While trying to save Merchant from her brothers’ homicide fury, Reuben gets attacked and bitten by an unidentified wolfish creature. The same creature will kill Marchent’s brothers but will spare Reuben’s life. After the attack he experiences a weird hormonal surge, a growth spurt (rather strange for his 23 years of age) and emotional restlessness. That’s not all: all his senses are enhanced and he starts hearing voices coming from great distance and imploring for help. The young reporter seems to have developed special antennas and an inner radar for people in distress. And most amazingly, he can smell and track down  evil. In matter of days his new sensibility triggers a physical transformation: not the moon phases, but the pleas of innocent people in danger will cause him to transform into a werewolf and rescue them. The mutation will increase the emotional distance already existing between Reuben and his family and girlfriend. He is a new man now, fated and claimed by his new nature.

Anne Rice’s spin on the legend of the werewolf bridges her Gothic writer roots with the religious inclinations and philosophical pondering of her latest production. The novel features also a strong romantic twist when Reuben meets his mate in beautiful and sweet Laura. I have rated The Wolf Gift  five stars certainly for the plot, although quite unoriginal in its take of the ancient wolf-man myth,  but mostly for the metaphysical depths and philosophical issues it raises: 

 “Our way–the Western Way–has always been a work in progress. Questions of life and death, good and evil, justice and tragedy–these are never definitively settled, but must be addressed again and again as personal and public worlds shift and change. We hold our morals to be absolutes, but the context of our actions and decisions is forever changing.” 
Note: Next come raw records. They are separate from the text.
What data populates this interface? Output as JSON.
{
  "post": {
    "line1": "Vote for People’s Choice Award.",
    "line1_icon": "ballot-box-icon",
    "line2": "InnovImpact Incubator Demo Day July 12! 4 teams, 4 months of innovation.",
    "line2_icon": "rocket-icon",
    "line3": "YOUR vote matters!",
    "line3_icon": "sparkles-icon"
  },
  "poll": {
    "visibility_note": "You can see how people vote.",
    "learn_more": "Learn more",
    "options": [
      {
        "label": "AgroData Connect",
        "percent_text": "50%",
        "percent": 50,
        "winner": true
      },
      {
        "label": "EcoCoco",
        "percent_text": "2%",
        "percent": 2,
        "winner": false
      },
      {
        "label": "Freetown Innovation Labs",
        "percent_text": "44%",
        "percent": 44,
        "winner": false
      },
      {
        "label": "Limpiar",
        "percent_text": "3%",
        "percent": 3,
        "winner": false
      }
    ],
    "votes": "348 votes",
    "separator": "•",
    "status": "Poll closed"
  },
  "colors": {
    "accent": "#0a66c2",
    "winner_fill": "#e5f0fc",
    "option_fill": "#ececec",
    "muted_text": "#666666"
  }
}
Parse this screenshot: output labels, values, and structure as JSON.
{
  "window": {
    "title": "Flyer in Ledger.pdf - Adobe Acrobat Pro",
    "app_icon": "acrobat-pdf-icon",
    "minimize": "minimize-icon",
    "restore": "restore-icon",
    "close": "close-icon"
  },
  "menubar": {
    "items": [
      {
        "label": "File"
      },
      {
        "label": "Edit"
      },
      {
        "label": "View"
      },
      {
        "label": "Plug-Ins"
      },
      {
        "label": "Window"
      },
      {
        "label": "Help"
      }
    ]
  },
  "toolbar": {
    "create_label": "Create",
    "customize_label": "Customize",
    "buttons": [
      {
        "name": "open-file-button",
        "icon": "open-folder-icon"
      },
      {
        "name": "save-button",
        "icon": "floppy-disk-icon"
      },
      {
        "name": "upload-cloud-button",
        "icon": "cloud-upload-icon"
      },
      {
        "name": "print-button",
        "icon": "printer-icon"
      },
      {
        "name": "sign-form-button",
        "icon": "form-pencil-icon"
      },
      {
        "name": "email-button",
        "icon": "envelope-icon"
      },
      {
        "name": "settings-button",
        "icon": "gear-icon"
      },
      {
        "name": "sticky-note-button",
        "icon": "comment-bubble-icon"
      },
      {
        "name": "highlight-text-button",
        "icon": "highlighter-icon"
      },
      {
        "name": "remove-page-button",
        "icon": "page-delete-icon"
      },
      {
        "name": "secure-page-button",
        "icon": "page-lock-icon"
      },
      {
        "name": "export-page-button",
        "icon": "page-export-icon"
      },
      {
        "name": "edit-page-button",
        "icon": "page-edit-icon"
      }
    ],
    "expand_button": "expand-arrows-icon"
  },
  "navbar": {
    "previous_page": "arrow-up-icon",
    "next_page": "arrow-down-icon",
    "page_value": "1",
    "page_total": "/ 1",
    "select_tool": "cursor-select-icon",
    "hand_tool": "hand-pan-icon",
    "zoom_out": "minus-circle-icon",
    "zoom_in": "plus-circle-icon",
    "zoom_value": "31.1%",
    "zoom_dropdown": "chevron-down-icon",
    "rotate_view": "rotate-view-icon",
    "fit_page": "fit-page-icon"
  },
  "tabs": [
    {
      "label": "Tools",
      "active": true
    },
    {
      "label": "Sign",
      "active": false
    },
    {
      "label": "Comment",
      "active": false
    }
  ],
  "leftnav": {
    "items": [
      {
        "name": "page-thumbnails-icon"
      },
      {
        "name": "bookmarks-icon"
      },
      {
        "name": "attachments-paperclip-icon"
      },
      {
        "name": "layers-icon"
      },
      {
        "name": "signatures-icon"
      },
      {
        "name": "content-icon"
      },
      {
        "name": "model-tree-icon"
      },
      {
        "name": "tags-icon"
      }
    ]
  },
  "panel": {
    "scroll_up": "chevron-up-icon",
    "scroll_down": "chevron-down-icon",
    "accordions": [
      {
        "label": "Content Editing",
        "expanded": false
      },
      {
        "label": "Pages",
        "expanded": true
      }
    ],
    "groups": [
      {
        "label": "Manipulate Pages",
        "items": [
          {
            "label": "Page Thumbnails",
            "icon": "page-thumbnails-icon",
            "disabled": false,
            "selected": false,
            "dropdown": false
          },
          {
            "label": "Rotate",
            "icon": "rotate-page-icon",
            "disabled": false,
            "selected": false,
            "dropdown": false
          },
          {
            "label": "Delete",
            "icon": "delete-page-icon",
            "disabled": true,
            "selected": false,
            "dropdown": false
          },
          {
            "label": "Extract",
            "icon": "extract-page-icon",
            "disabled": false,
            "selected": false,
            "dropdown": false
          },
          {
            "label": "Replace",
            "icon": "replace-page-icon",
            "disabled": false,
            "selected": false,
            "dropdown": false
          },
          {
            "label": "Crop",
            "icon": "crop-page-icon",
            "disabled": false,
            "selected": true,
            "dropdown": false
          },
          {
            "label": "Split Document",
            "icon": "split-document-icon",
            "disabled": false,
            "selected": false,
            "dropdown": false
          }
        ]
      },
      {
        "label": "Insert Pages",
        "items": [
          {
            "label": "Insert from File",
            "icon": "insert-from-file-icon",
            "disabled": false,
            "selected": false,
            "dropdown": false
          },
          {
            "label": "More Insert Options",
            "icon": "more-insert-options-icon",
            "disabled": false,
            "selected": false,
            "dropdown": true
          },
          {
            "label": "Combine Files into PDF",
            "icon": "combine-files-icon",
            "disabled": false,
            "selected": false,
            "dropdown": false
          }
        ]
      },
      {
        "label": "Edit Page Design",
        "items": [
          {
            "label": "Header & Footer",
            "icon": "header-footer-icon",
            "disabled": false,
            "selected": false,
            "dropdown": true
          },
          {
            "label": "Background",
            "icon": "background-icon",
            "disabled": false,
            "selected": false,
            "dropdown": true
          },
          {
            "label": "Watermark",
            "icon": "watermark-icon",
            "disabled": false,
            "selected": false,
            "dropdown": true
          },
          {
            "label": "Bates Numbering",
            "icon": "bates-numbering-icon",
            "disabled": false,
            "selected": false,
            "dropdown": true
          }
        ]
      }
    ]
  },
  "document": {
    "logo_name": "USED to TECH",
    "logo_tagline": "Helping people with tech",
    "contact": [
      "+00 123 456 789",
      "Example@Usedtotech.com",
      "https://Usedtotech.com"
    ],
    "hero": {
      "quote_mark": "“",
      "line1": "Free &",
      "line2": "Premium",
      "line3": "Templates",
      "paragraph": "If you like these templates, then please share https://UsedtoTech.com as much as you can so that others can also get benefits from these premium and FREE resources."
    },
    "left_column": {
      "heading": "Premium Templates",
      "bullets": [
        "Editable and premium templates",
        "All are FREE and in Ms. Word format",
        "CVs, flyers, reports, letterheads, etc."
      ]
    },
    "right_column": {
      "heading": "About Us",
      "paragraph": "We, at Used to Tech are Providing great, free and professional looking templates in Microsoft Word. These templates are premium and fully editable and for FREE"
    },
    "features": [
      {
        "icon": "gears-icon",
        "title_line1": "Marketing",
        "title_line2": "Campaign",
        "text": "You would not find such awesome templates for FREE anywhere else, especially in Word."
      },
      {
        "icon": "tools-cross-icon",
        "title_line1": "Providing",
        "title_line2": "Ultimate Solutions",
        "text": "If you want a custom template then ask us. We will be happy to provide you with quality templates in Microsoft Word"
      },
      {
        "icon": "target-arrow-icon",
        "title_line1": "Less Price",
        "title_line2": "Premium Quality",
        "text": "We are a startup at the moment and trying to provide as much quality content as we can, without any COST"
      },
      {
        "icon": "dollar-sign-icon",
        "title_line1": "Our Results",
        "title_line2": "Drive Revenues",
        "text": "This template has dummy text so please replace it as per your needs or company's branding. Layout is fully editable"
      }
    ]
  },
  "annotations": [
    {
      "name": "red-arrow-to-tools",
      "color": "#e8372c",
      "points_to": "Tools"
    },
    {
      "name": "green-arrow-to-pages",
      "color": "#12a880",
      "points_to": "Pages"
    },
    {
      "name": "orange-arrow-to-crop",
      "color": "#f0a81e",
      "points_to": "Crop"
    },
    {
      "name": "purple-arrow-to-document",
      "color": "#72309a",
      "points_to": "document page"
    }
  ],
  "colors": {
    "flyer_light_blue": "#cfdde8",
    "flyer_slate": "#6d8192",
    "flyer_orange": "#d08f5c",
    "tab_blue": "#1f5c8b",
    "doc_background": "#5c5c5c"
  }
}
In her trademark controversial, thought-provoking, and allegorical sort of way Rice shines a spotlight on what modern society labels as “monstrosity”, on those fine and shifting ethical lines our culture draws between good and evil, right and wrong, gift and curse. The metaphysical undertones and the fetching supernatural plot are a sheer pleasure to read. At the end of the book we are left on a huge cliffhanger, literally, but we are only two seasons away from the release of the anticipated sequel. The Wolves Of Midwinter: The Wolf Gift Chronicles is due on October 15, 2013.